As the tourism pitch said, "A trip through the Mekong Delta is a journey back in time." And sure enough there's not much mechanisation to be seen in the picturesque rice paddies, coconut plantations and rural cottage industries (though mobile phones and base stations are ubiquitous). It's a journey to the strange old world of human-scale production and organisational simplicity. Here, the technology involves low-cost designs that are easy to use and repair, the raw materials are locally sourced, and the producer is also the consumer.
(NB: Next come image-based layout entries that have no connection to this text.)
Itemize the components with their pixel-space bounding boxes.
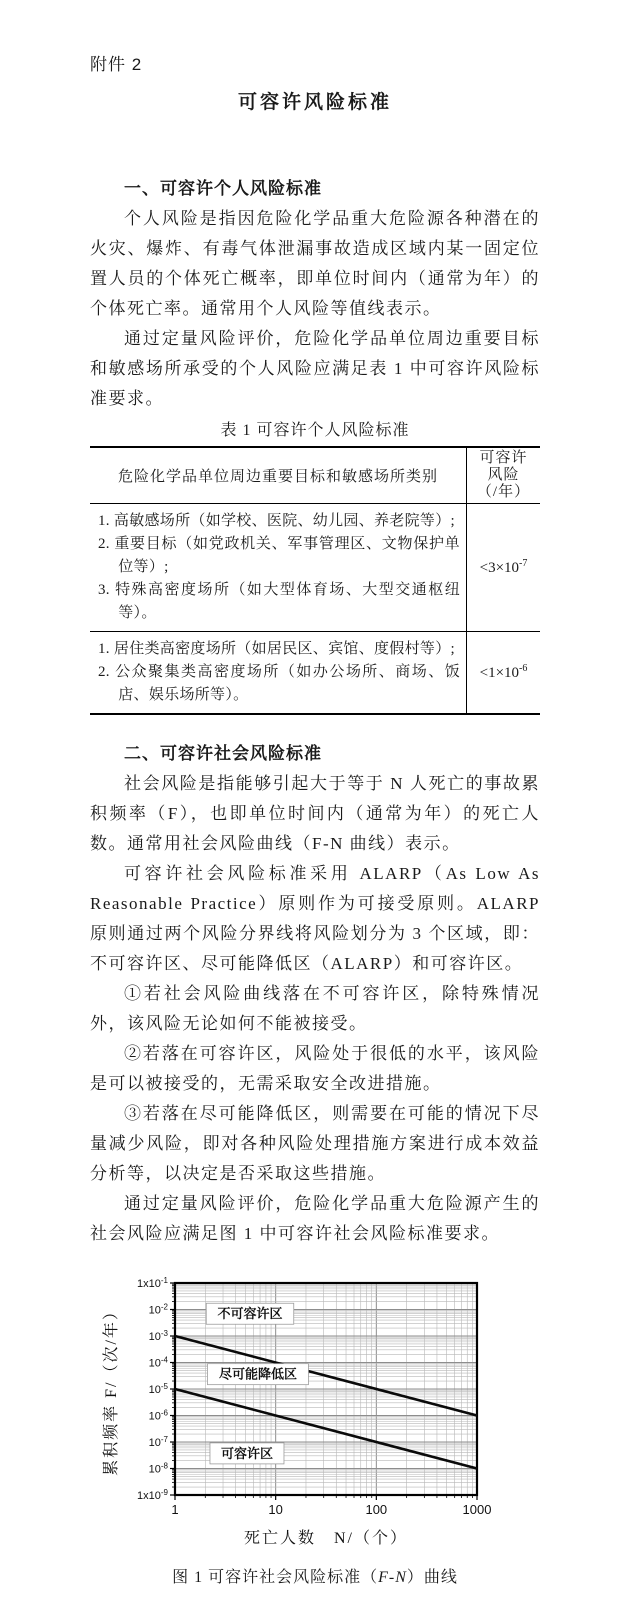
section2-paragraph-6: 通过定量风险评价，危险化学品重大危险源产生的社会风险应满足图 1 中可容许社会风险标准要求。 [90, 1194, 540, 1243]
category-cell [90, 632, 467, 715]
risk-value: <3×10 [479, 560, 520, 576]
y-tick-label: $10^{-5}$ [148, 1382, 168, 1396]
fn-curve-figure [90, 1261, 540, 1591]
category-item: 1. 高敏感场所（如学校、医院、幼儿园、养老院等）; [98, 513, 455, 529]
section2-paragraph-4: ②若落在可容许区，风险处于很低的水平，该风险是可以被接受的，无需采取安全改进措施。 [90, 1044, 540, 1093]
section2-paragraph-1: 社会风险是指能够引起大于等于 N 人死亡的事故累积频率（F），也即单位时间内（通常为年）的死亡人数。通常用社会风险曲线（F-N 曲线）表示。 [90, 774, 540, 853]
section2-heading: 二、可容许社会风险标准 [124, 744, 322, 763]
category-cell [90, 504, 467, 632]
risk-value-exponent: -6 [519, 663, 528, 674]
document-title: 可容许风险标准 [237, 92, 392, 113]
individual-risk-table [90, 446, 540, 715]
section1-paragraph-2: 通过定量风险评价，危险化学品单位周边重要目标和敏感场所承受的个人风险应满足表 1 中可容许风险标准要求。 [90, 329, 540, 408]
attachment-label: 附件 2 [90, 55, 143, 74]
y-tick-label: $1x10^{-9}$ [137, 1488, 168, 1502]
section1-paragraph-1: 个人风险是指因危险化学品重大危险源各种潜在的火灾、爆炸、有毒气体泄漏事故造成区域内某一固定位置人员的个体死亡概率，即单位时间内（通常为年）的个体死亡率。通常用个人风险等值线表示。 [90, 209, 540, 318]
y-tick-label: $10^{-2}$ [148, 1302, 168, 1317]
region-label: 可容许区 [220, 1445, 273, 1461]
x-tick-label: 100 [365, 1502, 388, 1517]
section2-paragraph-5: ③若落在尽可能降低区，则需要在可能的情况下尽量减少风险，即对各种风险处理措施方案进行成本效益分析等，以决定是否采取这些措施。 [90, 1104, 540, 1183]
table-header-risk [467, 447, 541, 504]
category-item: 2. 公众聚集类高密度场所（如办公场所、商场、饭店、娱乐场所等）。 [98, 664, 460, 703]
table-row [90, 632, 540, 715]
table-header-risk-line2: 风险 [487, 467, 520, 483]
y-tick-label: $10^{-4}$ [148, 1355, 168, 1370]
table-header-category: 危险化学品单位周边重要目标和敏感场所类别 [90, 447, 467, 504]
y-tick-label: $1x10^{-1}$ [137, 1276, 168, 1290]
section2-paragraph-3: ①若社会风险曲线落在不可容许区，除特殊情况外，该风险无论如何不能被接受。 [90, 984, 540, 1033]
x-axis-label: 死亡人数 N/（个） [243, 1530, 409, 1547]
figure-caption-prefix: 图 1 可容许社会风险标准（ [172, 1569, 379, 1586]
y-tick-label: $10^{-3}$ [148, 1329, 168, 1343]
x-tick-label: 1000 [462, 1502, 492, 1517]
category-item: 2. 重要目标（如党政机关、军事管理区、文物保护单位等）; [98, 536, 460, 575]
region-label: 不可容许区 [217, 1306, 283, 1322]
region-label: 尽可能降低区 [218, 1366, 297, 1382]
figure-caption-suffix: ）曲线 [406, 1569, 458, 1586]
x-tick-label: 10 [268, 1502, 283, 1517]
risk-value-cell [467, 632, 541, 715]
figure-caption-fn: F-N [378, 1569, 407, 1586]
table-header-risk-line1: 可容许 [479, 450, 528, 466]
category-item: 1. 居住类高密度场所（如居民区、宾馆、度假村等）; [98, 641, 455, 657]
risk-value-cell [467, 504, 541, 632]
x-tick-label: 1 [171, 1502, 179, 1517]
fn-curve-chart [90, 1261, 540, 1561]
table-header-row [90, 447, 540, 504]
table1-caption: 表 1 可容许个人风险标准 [220, 422, 410, 439]
risk-value: <1×10 [479, 665, 520, 681]
table-header-risk-line3: （/年） [476, 484, 531, 500]
category-item: 3. 特殊高密度场所（如大型体育场、大型交通枢纽等）。 [98, 582, 460, 621]
y-axis-label: 累积频率 F/（次/年） [103, 1302, 120, 1476]
y-tick-label: $10^{-8}$ [148, 1461, 168, 1476]
risk-value-exponent: -7 [519, 558, 528, 569]
y-tick-label: $10^{-6}$ [148, 1408, 168, 1423]
figure-caption [90, 1565, 540, 1591]
section1-heading: 一、可容许个人风险标准 [124, 179, 322, 198]
section2-paragraph-2: 可容许社会风险标准采用 ALARP（As Low As Reasonable Practice）原则作为可接受原则。ALARP 原则通过两个风险分界线将风险划分为 3 个区域，即：不可容许区、尽可能降低区（ALARP）和可容许区。 [90, 864, 540, 973]
y-tick-label: $10^{-7}$ [148, 1435, 168, 1449]
table-row [90, 504, 540, 632]
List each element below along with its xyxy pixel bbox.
Visits to village factories in rural Ben Tre province called to mind that seminal work, by E.F. Schumacher (1911-77), the British economist who advocated "appropriate technology" that is small-scale, decentralised, labour-intensive, energy-efficient, environmentally sound and locally controlled. He argued against costly transfers of complex technology to developing economies and dehumanising production systems that make people adjuncts to machinery. His thesis was much broader, of course, encompassing a whole philosophy of living, and has since evolved into what today is called sustainable development.
Schumacher's vision of "a new orientation of science and technology towards the organic, the gentle, the non-violent, the elegant and beautiful" made sense when I saw coconuts, rice and clay processed into food, fuel and bricks using low-tech tools and "people-centred" skills, leaving nothing to waste.
In one of many coconut factories (see picture) on the banks of the Mekong and its tributaries, a truck or barge delivers hundreds of green coconuts from surrounding plantations. Three workers split open the coconuts in a swift downward stroke on an upright blade. They strip off the husk from the shell in two more strokes. Another worker scoops the white flesh out into a basin. Within a couple of minutes, a coconut is deconstructed into its elementary components. The fresh flesh is used to make coconut milk. Copra, the dried meat, is used to extract coconut oil. Coir, a natural fibre extracted from the husk, is used in products such as doormats, brushes and mattresses. Meanwhile, other workers feed baskets of the discarded shells into a nearby kiln to be made into charcoal for domestic and industrial use.